Veel romans beginnen tegenwoordig met een citaat. Helpt het de lezer het boek te begrijpen? Roept het nieuwsgierigheid op? Of wil de schrijver gewoon indruk maken?
“Zoals vogels die naar het buitenland vliegen om graan te verzamelen en in de bek mee te brengen om hun jongen te voeden, zonder het zelf te proeven, zo plukken onze pedanten hier en daar kennis uit boeken, en houden die op de punt van de tong, enkel om die te kunnen uitspugen.”

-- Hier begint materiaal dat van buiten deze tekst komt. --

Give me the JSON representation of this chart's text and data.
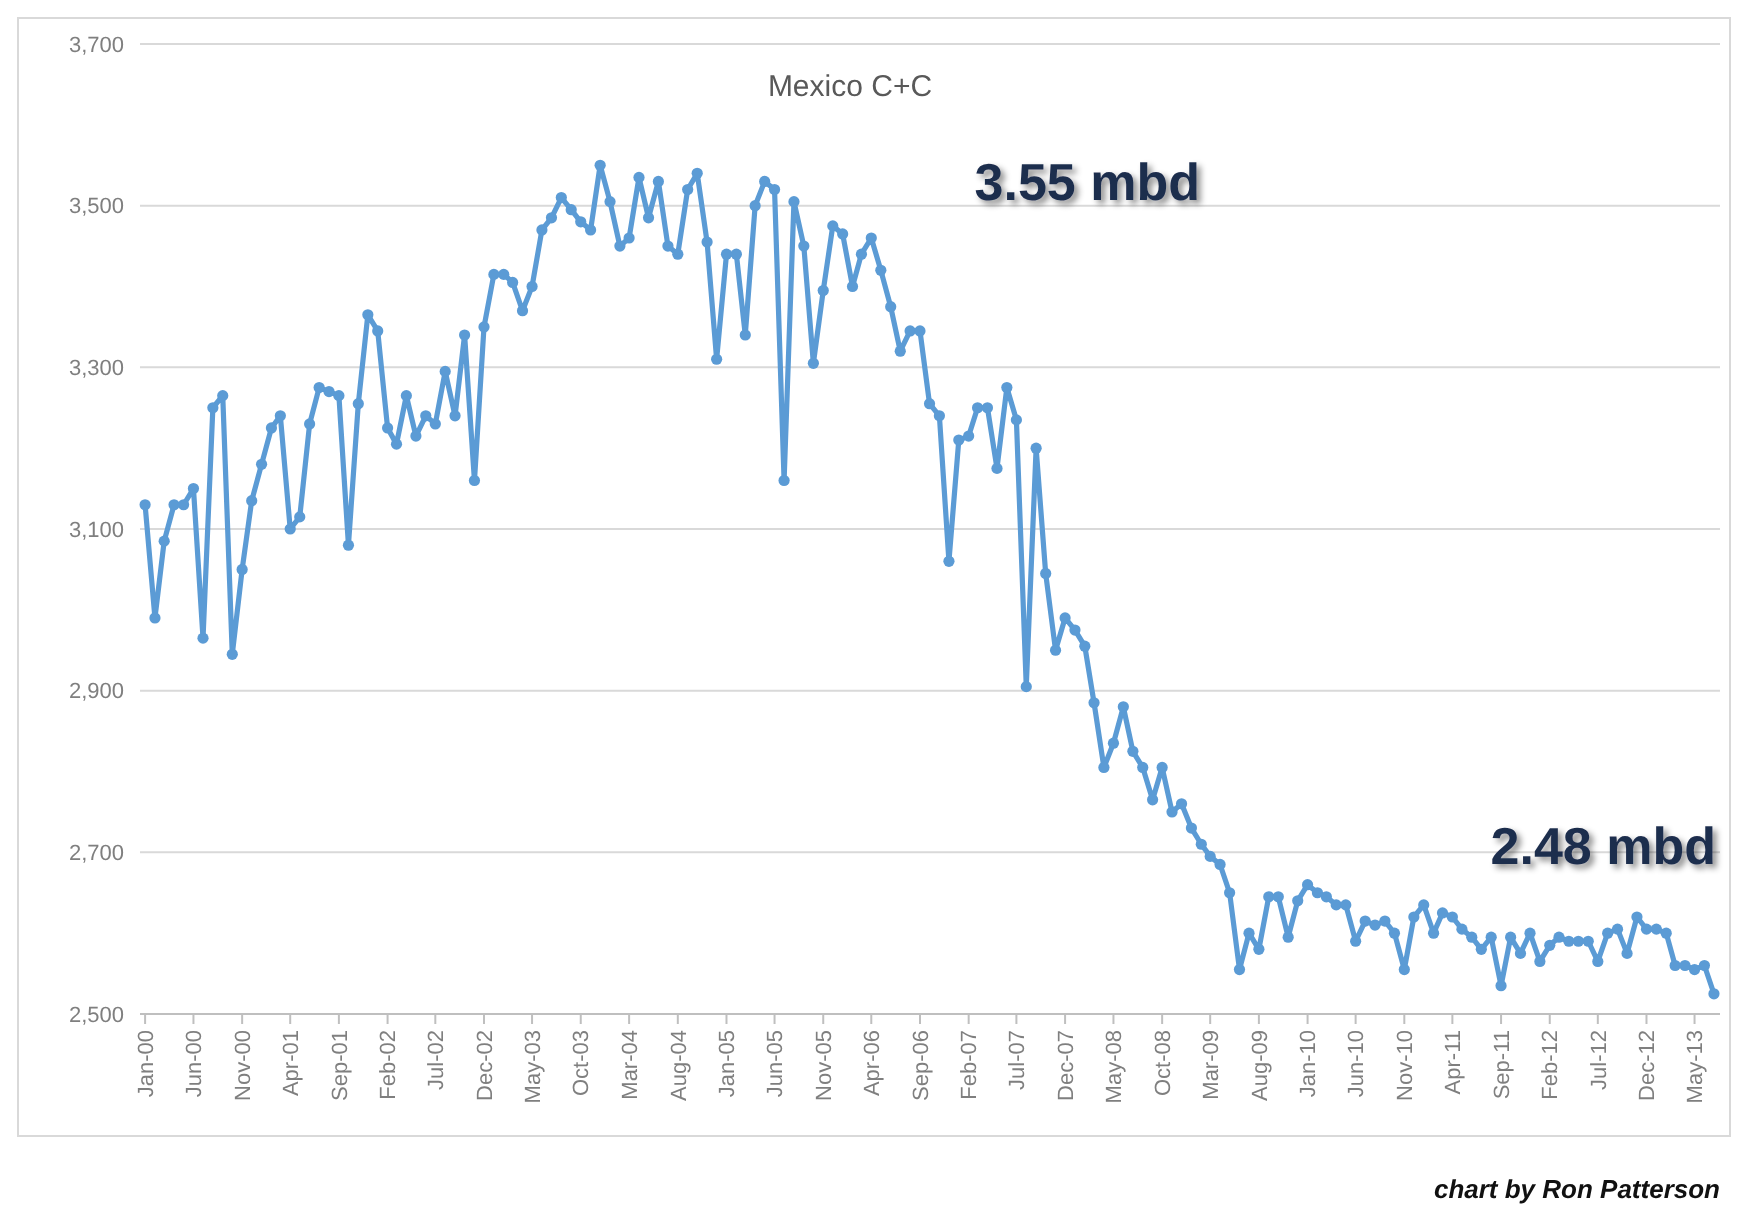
{
  "chart_data": {
    "type": "line",
    "title": "Mexico C+C",
    "x": [
      "2000-01",
      "2000-02",
      "2000-03",
      "2000-04",
      "2000-05",
      "2000-06",
      "2000-07",
      "2000-08",
      "2000-09",
      "2000-10",
      "2000-11",
      "2000-12",
      "2001-01",
      "2001-02",
      "2001-03",
      "2001-04",
      "2001-05",
      "2001-06",
      "2001-07",
      "2001-08",
      "2001-09",
      "2001-10",
      "2001-11",
      "2001-12",
      "2002-01",
      "2002-02",
      "2002-03",
      "2002-04",
      "2002-05",
      "2002-06",
      "2002-07",
      "2002-08",
      "2002-09",
      "2002-10",
      "2002-11",
      "2002-12",
      "2003-01",
      "2003-02",
      "2003-03",
      "2003-04",
      "2003-05",
      "2003-06",
      "2003-07",
      "2003-08",
      "2003-09",
      "2003-10",
      "2003-11",
      "2003-12",
      "2004-01",
      "2004-02",
      "2004-03",
      "2004-04",
      "2004-05",
      "2004-06",
      "2004-07",
      "2004-08",
      "2004-09",
      "2004-10",
      "2004-11",
      "2004-12",
      "2005-01",
      "2005-02",
      "2005-03",
      "2005-04",
      "2005-05",
      "2005-06",
      "2005-07",
      "2005-08",
      "2005-09",
      "2005-10",
      "2005-11",
      "2005-12",
      "2006-01",
      "2006-02",
      "2006-03",
      "2006-04",
      "2006-05",
      "2006-06",
      "2006-07",
      "2006-08",
      "2006-09",
      "2006-10",
      "2006-11",
      "2006-12",
      "2007-01",
      "2007-02",
      "2007-03",
      "2007-04",
      "2007-05",
      "2007-06",
      "2007-07",
      "2007-08",
      "2007-09",
      "2007-10",
      "2007-11",
      "2007-12",
      "2008-01",
      "2008-02",
      "2008-03",
      "2008-04",
      "2008-05",
      "2008-06",
      "2008-07",
      "2008-08",
      "2008-09",
      "2008-10",
      "2008-11",
      "2008-12",
      "2009-01",
      "2009-02",
      "2009-03",
      "2009-04",
      "2009-05",
      "2009-06",
      "2009-07",
      "2009-08",
      "2009-09",
      "2009-10",
      "2009-11",
      "2009-12",
      "2010-01",
      "2010-02",
      "2010-03",
      "2010-04",
      "2010-05",
      "2010-06",
      "2010-07",
      "2010-08",
      "2010-09",
      "2010-10",
      "2010-11",
      "2010-12",
      "2011-01",
      "2011-02",
      "2011-03",
      "2011-04",
      "2011-05",
      "2011-06",
      "2011-07",
      "2011-08",
      "2011-09",
      "2011-10",
      "2011-11",
      "2011-12",
      "2012-01",
      "2012-02",
      "2012-03",
      "2012-04",
      "2012-05",
      "2012-06",
      "2012-07",
      "2012-08",
      "2012-09",
      "2012-10",
      "2012-11",
      "2012-12",
      "2013-01",
      "2013-02",
      "2013-03",
      "2013-04",
      "2013-05",
      "2013-06",
      "2013-07"
    ],
    "series": [
      {
        "color": "#5b9bd5",
        "values": [
          3130,
          2990,
          3085,
          3130,
          3130,
          3150,
          2965,
          3250,
          3265,
          2945,
          3050,
          3135,
          3180,
          3225,
          3240,
          3100,
          3115,
          3230,
          3275,
          3270,
          3265,
          3080,
          3255,
          3365,
          3345,
          3225,
          3205,
          3265,
          3215,
          3240,
          3230,
          3295,
          3240,
          3340,
          3160,
          3350,
          3415,
          3415,
          3405,
          3370,
          3400,
          3470,
          3485,
          3510,
          3495,
          3480,
          3470,
          3550,
          3505,
          3450,
          3460,
          3535,
          3485,
          3530,
          3450,
          3440,
          3520,
          3540,
          3455,
          3310,
          3440,
          3440,
          3340,
          3500,
          3530,
          3520,
          3160,
          3505,
          3450,
          3305,
          3395,
          3475,
          3465,
          3400,
          3440,
          3460,
          3420,
          3375,
          3320,
          3345,
          3345,
          3255,
          3240,
          3060,
          3210,
          3215,
          3250,
          3250,
          3175,
          3275,
          3235,
          2905,
          3200,
          3045,
          2950,
          2990,
          2975,
          2955,
          2885,
          2805,
          2835,
          2880,
          2825,
          2805,
          2765,
          2805,
          2750,
          2760,
          2730,
          2710,
          2695,
          2685,
          2650,
          2555,
          2600,
          2580,
          2645,
          2645,
          2595,
          2640,
          2660,
          2650,
          2645,
          2635,
          2635,
          2590,
          2615,
          2610,
          2615,
          2600,
          2555,
          2620,
          2635,
          2600,
          2625,
          2620,
          2605,
          2595,
          2580,
          2595,
          2535,
          2595,
          2575,
          2600,
          2565,
          2585,
          2595,
          2590,
          2590,
          2590,
          2565,
          2600,
          2605,
          2575,
          2620,
          2605,
          2605,
          2600,
          2560,
          2560,
          2555,
          2560,
          2525
        ]
      }
    ],
    "xlim": [
      "1999-12-16",
      "2013-07-20"
    ],
    "xticks": [
      {
        "value": "2000-01",
        "label": "Jan-00"
      },
      {
        "value": "2000-06",
        "label": "Jun-00"
      },
      {
        "value": "2000-11",
        "label": "Nov-00"
      },
      {
        "value": "2001-04",
        "label": "Apr-01"
      },
      {
        "value": "2001-09",
        "label": "Sep-01"
      },
      {
        "value": "2002-02",
        "label": "Feb-02"
      },
      {
        "value": "2002-07",
        "label": "Jul-02"
      },
      {
        "value": "2002-12",
        "label": "Dec-02"
      },
      {
        "value": "2003-05",
        "label": "May-03"
      },
      {
        "value": "2003-10",
        "label": "Oct-03"
      },
      {
        "value": "2004-03",
        "label": "Mar-04"
      },
      {
        "value": "2004-08",
        "label": "Aug-04"
      },
      {
        "value": "2005-01",
        "label": "Jan-05"
      },
      {
        "value": "2005-06",
        "label": "Jun-05"
      },
      {
        "value": "2005-11",
        "label": "Nov-05"
      },
      {
        "value": "2006-04",
        "label": "Apr-06"
      },
      {
        "value": "2006-09",
        "label": "Sep-06"
      },
      {
        "value": "2007-02",
        "label": "Feb-07"
      },
      {
        "value": "2007-07",
        "label": "Jul-07"
      },
      {
        "value": "2007-12",
        "label": "Dec-07"
      },
      {
        "value": "2008-05",
        "label": "May-08"
      },
      {
        "value": "2008-10",
        "label": "Oct-08"
      },
      {
        "value": "2009-03",
        "label": "Mar-09"
      },
      {
        "value": "2009-08",
        "label": "Aug-09"
      },
      {
        "value": "2010-01",
        "label": "Jan-10"
      },
      {
        "value": "2010-06",
        "label": "Jun-10"
      },
      {
        "value": "2010-11",
        "label": "Nov-10"
      },
      {
        "value": "2011-04",
        "label": "Apr-11"
      },
      {
        "value": "2011-09",
        "label": "Sep-11"
      },
      {
        "value": "2012-02",
        "label": "Feb-12"
      },
      {
        "value": "2012-07",
        "label": "Jul-12"
      },
      {
        "value": "2012-12",
        "label": "Dec-12"
      },
      {
        "value": "2013-05",
        "label": "May-13"
      }
    ],
    "ylim": [
      2500,
      3700
    ],
    "yticks": [
      {
        "value": 2500,
        "label": "2,500"
      },
      {
        "value": 2700,
        "label": "2,700"
      },
      {
        "value": 2900,
        "label": "2,900"
      },
      {
        "value": 3100,
        "label": "3,100"
      },
      {
        "value": 3300,
        "label": "3,300"
      },
      {
        "value": 3500,
        "label": "3,500"
      },
      {
        "value": 3700,
        "label": "3,700"
      }
    ],
    "grid": "y",
    "marker": "circle",
    "line_style": "solid",
    "annotations": [
      "3.55 mbd",
      "2.48 mbd",
      "chart by Ron Patterson"
    ]
  }
}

Michel de Montaigne, Over Pedanterie
‘Daarom belieg ik haar, en zij weer mij’ (Shakespeare, Sonnet 138). Hiermee begint Nicci French haar Huis vol Leugens. Vervolgens moet je een lege pagina omslaan, en komt het eerste hoofdstuk.
‘Het gras zal altijd groener zijn aan de andere kant van de heuvels, al zien de anderen om ons heen niet verder dan het dal’ (Lennart Nijgh) is het citaat waarmee Esther Verhoef haar roman Façade opent.
‘Niets in het leven hoeft gevreesd te worden, het hoeft alleen begrepen te worden.’ Marie Curie. Dit vond M.J. Arlidge een mooie om zijn thriller Kom je Spelen? mee te starten.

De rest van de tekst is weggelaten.